Through the early 1950s, CUNA ... faced two major legislative issues. Most critical was an attack on the tax-exempt status of credit unions led by various private groups that opposed cooperatives in general and tax-exempt cooperatives in particular. Simultaneously, many state and local governments looked at credit unions as potential sources of additional tax income.This narrative seems to lay bare the hypocrisy of the present American Bankers Association campaign to tax credit unions. At the moment, the primary banker argument is that the tax exemption is "outdated" and was originally intended to benefit small credit unions, so they have been proposing that only mid-to-large asset-size credit unions should be taxed. However, back in 1951, when the credit union movement was made up almost entirely of the former type of small-scale organizations, the bankers not only wanted them taxed, but were willing to stoop to McCarthyist demagoguery to advance that goal.

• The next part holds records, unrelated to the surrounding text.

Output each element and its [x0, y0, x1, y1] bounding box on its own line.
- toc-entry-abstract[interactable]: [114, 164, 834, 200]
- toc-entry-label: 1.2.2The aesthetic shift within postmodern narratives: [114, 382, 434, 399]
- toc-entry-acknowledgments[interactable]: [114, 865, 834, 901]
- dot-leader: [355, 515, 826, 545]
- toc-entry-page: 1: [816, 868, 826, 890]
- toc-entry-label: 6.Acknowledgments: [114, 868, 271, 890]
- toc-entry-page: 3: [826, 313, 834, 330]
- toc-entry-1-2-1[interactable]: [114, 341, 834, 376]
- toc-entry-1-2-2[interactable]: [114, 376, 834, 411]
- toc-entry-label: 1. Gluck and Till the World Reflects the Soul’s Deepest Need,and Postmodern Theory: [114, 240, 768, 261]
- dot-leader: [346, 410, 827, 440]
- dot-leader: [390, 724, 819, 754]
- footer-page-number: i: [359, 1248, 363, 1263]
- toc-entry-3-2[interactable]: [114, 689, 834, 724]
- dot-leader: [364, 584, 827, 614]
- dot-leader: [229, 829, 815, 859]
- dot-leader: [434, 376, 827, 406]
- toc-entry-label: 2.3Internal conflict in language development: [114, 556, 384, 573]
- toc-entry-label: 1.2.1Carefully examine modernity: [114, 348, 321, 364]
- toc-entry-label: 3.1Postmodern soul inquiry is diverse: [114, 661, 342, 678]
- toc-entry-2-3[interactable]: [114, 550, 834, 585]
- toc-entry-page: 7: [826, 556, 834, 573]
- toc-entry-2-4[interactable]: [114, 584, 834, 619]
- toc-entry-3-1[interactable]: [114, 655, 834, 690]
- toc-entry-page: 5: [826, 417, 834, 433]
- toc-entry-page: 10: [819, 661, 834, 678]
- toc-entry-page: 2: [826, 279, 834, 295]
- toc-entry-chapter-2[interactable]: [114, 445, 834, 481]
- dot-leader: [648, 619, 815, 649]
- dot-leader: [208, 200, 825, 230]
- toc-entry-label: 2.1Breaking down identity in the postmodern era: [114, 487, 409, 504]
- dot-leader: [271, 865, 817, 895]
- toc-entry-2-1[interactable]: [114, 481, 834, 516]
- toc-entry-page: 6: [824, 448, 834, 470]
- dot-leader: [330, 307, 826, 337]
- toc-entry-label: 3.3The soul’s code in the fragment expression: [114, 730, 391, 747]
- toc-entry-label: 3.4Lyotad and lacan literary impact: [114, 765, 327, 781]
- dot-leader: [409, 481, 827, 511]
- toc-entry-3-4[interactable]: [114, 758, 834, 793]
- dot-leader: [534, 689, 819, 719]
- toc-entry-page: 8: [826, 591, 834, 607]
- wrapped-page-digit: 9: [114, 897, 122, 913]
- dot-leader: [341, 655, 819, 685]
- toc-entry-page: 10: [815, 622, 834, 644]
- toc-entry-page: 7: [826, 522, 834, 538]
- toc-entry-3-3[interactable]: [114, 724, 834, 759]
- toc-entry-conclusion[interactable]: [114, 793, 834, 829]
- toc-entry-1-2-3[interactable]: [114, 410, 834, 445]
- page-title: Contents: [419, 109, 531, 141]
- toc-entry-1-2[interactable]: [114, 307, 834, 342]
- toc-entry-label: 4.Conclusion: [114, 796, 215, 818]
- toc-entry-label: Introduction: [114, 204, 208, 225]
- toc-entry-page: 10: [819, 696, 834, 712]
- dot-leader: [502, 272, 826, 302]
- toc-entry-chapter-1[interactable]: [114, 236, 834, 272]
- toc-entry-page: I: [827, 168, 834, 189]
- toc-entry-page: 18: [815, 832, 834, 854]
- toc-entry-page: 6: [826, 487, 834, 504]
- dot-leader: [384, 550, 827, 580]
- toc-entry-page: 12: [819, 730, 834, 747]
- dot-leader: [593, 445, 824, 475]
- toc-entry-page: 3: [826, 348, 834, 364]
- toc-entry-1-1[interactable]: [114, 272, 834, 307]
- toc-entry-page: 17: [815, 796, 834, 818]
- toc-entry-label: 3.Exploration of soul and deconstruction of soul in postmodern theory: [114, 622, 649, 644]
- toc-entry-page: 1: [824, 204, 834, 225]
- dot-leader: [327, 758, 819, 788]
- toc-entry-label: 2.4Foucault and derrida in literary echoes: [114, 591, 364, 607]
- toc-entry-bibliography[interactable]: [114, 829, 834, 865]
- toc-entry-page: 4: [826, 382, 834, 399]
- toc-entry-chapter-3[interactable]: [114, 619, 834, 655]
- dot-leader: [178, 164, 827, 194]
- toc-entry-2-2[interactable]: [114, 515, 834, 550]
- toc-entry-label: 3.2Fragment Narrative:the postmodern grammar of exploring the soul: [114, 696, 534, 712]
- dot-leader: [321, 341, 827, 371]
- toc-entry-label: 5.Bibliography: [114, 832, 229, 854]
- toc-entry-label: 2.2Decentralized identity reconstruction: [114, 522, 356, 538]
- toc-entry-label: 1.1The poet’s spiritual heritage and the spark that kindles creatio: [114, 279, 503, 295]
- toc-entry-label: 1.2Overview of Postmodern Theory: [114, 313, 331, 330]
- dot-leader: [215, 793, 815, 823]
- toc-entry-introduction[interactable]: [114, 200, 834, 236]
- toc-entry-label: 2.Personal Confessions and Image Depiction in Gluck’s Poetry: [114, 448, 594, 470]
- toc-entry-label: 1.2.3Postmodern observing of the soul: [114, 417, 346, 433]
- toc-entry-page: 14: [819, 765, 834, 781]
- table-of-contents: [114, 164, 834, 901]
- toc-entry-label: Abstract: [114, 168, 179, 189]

Attempts to repeal the tax exemption of federal credit unions were made in 1951 and 1953. This campaign may have been related to the general "red scare" of McCarthyism that swept the nation during and after the Korean confrontation. In any case, the two bills attacking the tax-exempt status of federal credit unions introduced in the 82nd Congress were not successful. (315)
This fact that bankers have been gunning for the credit union tax exemption since the days when most credit union "staff" were volunteers and a "branch" was more likely to be a lock-box in a church basement than a brick-and-mortar store-front belies the lip service they've recently been paying to small credit unions in their attacks on the movement. For several generations, it seems, a major goal of the banking lobby has been to maximize their shareholders' profits by hobbling the spread of the democratic, cooperative model of finance. They were able to bring the mutual savings banks to heel by the 1950s, and the 1980s saw the demise of the S&Ls, but credit unions not only survived, but are growing, and now provide 96 million Americans with a direct stake in their financial institution. As such, the above quote demonstrates that most recent banker campaign should not simply be understood as an isolated controversy primarily driven by the needs of the moment, but it should rather be seen as the latest skirmish between the forces of economic oligarchy and economic democracy in a conflict over the structure of the financial system that is more than a century old.